Fische eine Biomaster FB (allerdings als 2500er) seit ca. 2 Jahren. Lauf ist ok, aber den Unterschied zur Stella (4000 SFE) bzw. Twinpower c2500 (JDM) merkt man schon. Wenn du günstig dran kommst keine schlechte Wahl. Hatte mal eine Sustain (US-Version) Probe gekurbelt. Im Vergleich zu diesem Modell läuft (meine) Biomaster deutlich leichter.


----------



## Nickinho (4. Juni 2014)

*AW: Shimano Vanquish 4000, Biomaster oder welche ????*



magi schrieb:


> Was für eine Rolle spielt die Art der Rute bzw. die Verwendung für welche Fischart in Bezug auf die hier zu diskutierenden Erfahrungen bzw. erwünschten Empfehlungen anderer User zu den genannten (Angel)rollen?
> 
> - Alle so ziemlich die gleiche Schnurfassung
> - Alle das gleiche Einsatzspektrum (zumindest erschließt sich mir nicht, warum eine der genannten Rollen besser für irgendeine Methode/Fischart besser geeignet sein soll)
> ...




Du sagt es richtig " günstig " drankommst. Die FA wird hier im Forum für 420€ angeboten und es wurden schon im Flohmarkt 4000er SFE für 350 +- 20€ verkauft für ne neuere Rolle und in einem gleichwertigen Zustand, deswegen habe ich bei der aktuell angebotenen FA noch nicht zugeschlagen, vertretbar die Meinung oder?

Lg


----------



## magi (4. Juni 2014)

*AW: Shimano Vanquish 4000, Biomaster oder welche ????*

Für die Stella FA dürfte ea aber mittlerweile schon schwer werden Ersatzteile zu bekommen, würde ich mir überlegen die gebraucht zu kaufen - auch wenn die Dinger quasi für die Ewigkeit gemacht sein sollen (so heisst es jedenfalls in manchen Postings..)


----------



## Merlin (4. Juni 2014)

*AW: Shimano Vanquish 4000, Biomaster oder welche ????*

Ich kann ja verstehen das es nicht ganz einfach ist die richtige Rolle zu finden...
und dann noch in dieser Preisklasse....aber irgendwann muss man sich ja entscheiden.....ob es dann die richtige ist weiss man eh erst hinterher....

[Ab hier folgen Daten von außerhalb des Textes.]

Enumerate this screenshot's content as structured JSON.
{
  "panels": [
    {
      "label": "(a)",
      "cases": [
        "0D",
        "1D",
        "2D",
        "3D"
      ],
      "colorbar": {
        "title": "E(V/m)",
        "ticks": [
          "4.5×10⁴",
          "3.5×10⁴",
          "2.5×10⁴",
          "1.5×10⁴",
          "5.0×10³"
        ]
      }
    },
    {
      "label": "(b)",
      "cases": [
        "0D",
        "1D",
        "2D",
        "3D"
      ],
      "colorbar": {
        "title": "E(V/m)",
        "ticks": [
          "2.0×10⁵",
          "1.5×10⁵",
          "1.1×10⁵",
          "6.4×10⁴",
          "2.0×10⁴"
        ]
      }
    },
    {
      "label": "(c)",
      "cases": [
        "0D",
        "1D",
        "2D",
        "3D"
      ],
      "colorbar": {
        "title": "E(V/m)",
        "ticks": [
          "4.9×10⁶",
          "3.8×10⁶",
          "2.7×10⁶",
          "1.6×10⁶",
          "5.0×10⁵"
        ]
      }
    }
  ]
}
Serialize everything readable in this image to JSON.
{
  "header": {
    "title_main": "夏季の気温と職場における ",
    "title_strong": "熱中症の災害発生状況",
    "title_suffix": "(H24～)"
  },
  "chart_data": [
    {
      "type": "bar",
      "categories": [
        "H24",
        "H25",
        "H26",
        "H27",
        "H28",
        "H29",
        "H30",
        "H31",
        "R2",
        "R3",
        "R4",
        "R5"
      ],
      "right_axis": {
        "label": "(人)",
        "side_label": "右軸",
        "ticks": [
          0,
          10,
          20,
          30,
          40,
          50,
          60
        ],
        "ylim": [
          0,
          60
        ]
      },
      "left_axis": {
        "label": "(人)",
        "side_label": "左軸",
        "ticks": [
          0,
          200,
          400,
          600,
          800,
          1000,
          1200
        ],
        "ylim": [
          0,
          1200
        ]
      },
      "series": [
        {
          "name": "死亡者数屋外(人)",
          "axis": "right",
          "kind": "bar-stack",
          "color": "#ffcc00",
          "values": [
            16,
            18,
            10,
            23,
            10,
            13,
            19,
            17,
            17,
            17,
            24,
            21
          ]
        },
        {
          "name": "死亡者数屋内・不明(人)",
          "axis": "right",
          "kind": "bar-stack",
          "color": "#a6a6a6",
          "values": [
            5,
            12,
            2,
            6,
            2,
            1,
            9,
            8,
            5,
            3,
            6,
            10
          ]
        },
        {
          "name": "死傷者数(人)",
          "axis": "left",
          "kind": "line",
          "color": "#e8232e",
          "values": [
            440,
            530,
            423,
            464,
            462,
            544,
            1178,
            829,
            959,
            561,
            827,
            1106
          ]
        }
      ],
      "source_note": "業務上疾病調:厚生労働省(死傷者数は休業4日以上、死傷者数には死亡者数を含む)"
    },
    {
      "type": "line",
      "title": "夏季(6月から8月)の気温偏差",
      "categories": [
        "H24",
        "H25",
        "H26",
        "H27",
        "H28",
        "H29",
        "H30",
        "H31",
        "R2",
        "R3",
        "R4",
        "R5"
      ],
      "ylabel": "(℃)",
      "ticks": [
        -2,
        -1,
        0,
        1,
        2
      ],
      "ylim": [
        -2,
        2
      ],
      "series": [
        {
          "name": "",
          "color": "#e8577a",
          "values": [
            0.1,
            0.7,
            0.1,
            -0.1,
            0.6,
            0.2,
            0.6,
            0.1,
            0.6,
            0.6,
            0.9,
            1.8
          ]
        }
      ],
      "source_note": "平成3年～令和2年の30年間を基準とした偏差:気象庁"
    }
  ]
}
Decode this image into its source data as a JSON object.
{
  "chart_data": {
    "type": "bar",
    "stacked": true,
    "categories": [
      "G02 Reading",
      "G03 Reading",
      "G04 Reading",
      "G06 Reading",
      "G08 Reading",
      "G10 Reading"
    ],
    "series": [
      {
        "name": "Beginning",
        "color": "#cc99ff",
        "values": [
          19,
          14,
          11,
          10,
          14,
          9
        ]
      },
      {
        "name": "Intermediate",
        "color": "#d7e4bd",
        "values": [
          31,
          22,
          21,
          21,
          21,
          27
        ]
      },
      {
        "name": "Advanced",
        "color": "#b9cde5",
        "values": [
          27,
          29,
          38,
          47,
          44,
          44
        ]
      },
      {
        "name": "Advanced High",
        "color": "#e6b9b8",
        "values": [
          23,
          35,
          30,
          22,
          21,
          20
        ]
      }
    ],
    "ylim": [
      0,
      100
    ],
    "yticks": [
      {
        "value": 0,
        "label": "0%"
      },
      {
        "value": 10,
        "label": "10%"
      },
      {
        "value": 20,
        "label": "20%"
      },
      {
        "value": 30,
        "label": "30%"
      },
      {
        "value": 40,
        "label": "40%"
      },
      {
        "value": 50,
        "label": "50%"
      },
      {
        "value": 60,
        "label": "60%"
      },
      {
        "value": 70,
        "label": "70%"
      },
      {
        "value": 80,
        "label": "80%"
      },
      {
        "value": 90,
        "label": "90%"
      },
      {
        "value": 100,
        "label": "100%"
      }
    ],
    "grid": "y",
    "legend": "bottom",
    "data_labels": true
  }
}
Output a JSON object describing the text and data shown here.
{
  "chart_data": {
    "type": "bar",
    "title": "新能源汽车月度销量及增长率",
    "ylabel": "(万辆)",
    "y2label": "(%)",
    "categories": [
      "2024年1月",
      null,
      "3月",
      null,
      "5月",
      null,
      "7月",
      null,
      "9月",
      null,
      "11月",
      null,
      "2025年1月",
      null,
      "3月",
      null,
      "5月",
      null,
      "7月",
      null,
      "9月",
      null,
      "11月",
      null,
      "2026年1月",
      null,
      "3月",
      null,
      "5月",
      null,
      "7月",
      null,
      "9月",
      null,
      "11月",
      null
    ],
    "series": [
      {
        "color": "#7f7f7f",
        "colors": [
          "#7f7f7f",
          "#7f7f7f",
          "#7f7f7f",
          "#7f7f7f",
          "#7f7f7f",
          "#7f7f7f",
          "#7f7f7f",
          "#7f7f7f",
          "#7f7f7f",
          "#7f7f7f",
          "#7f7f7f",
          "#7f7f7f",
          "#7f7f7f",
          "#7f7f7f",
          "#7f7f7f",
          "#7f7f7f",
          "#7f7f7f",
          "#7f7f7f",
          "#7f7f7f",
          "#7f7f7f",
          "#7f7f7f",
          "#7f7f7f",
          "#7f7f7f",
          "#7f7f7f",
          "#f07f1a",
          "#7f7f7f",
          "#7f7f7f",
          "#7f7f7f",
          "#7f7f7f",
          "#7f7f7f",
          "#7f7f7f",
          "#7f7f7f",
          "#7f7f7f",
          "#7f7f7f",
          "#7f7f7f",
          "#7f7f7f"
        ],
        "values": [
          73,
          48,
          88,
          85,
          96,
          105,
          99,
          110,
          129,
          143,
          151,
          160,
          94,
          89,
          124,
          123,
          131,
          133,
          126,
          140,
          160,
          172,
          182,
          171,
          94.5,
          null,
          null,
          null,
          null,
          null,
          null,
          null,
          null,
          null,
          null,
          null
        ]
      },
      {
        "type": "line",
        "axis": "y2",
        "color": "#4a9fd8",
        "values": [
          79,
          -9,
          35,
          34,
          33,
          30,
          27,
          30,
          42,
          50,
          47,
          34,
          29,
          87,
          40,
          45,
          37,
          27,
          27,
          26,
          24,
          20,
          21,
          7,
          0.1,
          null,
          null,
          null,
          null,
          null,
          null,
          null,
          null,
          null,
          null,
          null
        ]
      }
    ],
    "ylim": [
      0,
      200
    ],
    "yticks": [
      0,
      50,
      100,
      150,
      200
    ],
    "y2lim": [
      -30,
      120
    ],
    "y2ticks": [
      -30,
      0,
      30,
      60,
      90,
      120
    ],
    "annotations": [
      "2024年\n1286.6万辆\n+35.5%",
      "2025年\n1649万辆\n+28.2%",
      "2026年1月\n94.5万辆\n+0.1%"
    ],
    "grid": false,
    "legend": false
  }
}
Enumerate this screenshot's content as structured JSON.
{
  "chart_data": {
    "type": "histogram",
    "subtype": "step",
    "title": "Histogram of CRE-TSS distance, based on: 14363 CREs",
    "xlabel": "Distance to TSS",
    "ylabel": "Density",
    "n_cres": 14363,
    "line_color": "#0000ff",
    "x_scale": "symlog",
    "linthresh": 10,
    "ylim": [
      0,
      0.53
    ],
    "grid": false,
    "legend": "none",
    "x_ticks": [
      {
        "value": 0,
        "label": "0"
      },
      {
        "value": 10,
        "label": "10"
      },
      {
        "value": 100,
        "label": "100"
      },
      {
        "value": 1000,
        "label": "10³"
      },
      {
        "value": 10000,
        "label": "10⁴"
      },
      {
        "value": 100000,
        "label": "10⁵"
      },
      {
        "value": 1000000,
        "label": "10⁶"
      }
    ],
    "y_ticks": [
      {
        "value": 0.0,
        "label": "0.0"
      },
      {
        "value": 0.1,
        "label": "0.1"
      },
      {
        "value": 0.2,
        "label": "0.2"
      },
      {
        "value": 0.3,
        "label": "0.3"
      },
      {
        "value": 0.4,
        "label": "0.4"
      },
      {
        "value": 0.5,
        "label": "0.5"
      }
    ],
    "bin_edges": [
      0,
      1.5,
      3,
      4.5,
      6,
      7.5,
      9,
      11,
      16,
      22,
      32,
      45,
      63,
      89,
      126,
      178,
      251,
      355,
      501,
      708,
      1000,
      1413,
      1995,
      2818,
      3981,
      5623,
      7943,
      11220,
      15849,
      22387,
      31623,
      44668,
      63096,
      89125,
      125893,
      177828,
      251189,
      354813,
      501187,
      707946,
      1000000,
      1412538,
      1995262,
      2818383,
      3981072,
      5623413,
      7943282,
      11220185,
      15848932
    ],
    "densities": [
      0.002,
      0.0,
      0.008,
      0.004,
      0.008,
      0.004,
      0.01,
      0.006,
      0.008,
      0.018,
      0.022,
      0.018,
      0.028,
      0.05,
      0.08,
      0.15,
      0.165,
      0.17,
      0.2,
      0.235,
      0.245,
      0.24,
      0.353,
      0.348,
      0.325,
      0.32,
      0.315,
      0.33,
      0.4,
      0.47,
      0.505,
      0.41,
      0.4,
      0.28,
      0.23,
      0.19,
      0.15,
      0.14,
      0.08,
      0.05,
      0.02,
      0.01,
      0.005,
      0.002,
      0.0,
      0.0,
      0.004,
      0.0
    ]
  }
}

Ich habe auch eine Stella alles super mit der Rolle....nur wenn ich ehrlich bin
brauche ich die nicht unbedingt.....z.b meine Smoke Rolle macht das genauso gut und hat nur die Hälfte gekostet.....
Was ich sagen will, wenn es dir schwer fällt soviel Geld auszugeben...Kauf dir z.b doch
eine Biomaster mit so einer Rolle macht man auch nichts verkehrt....und man kann
eher drüber hinweg sehen wenn nicht alles 100% IG ist....


----------



## Jamdoumo (4. Juni 2014)

*AW: Shimano Vanquish 4000, Biomaster oder welche ????*



magi schrieb:


> Für die Stella FA dürfte ea aber mittlerweile schon schwer werden Ersatzteile zu bekommen, würde ich mir überlegen die gebraucht zu kaufen - auch wenn die Dinger quasi für die Ewigkeit gemacht sein sollen (so heisst es jedenfalls in manchen Postings..)


 

Vielleicht, vielleicht auch nicht! Welche Ersatzteile könnten denn benötigt werden über einen Zeitraum von 10 Jahren und welche davon bekommt man nicht mehr? 

Ich habe letztens die Stella FB von einem Freund gewartet....und Teile getauscht. Alles kein Problem. 

Ich würde fast behaupten, dass die Ersatzteile kein sooo großes Problem sind. 

Abgesehen davon, dass die Meisten (es gibt sicherlich Ausnahmen) Ihre Rolle eh nicht fischen bis diese 1. kaputt und 2. nicht wieder zu reparieren ist, glaube ich nicht, dass man sich über Ersatzteile Gedanken machen muss. 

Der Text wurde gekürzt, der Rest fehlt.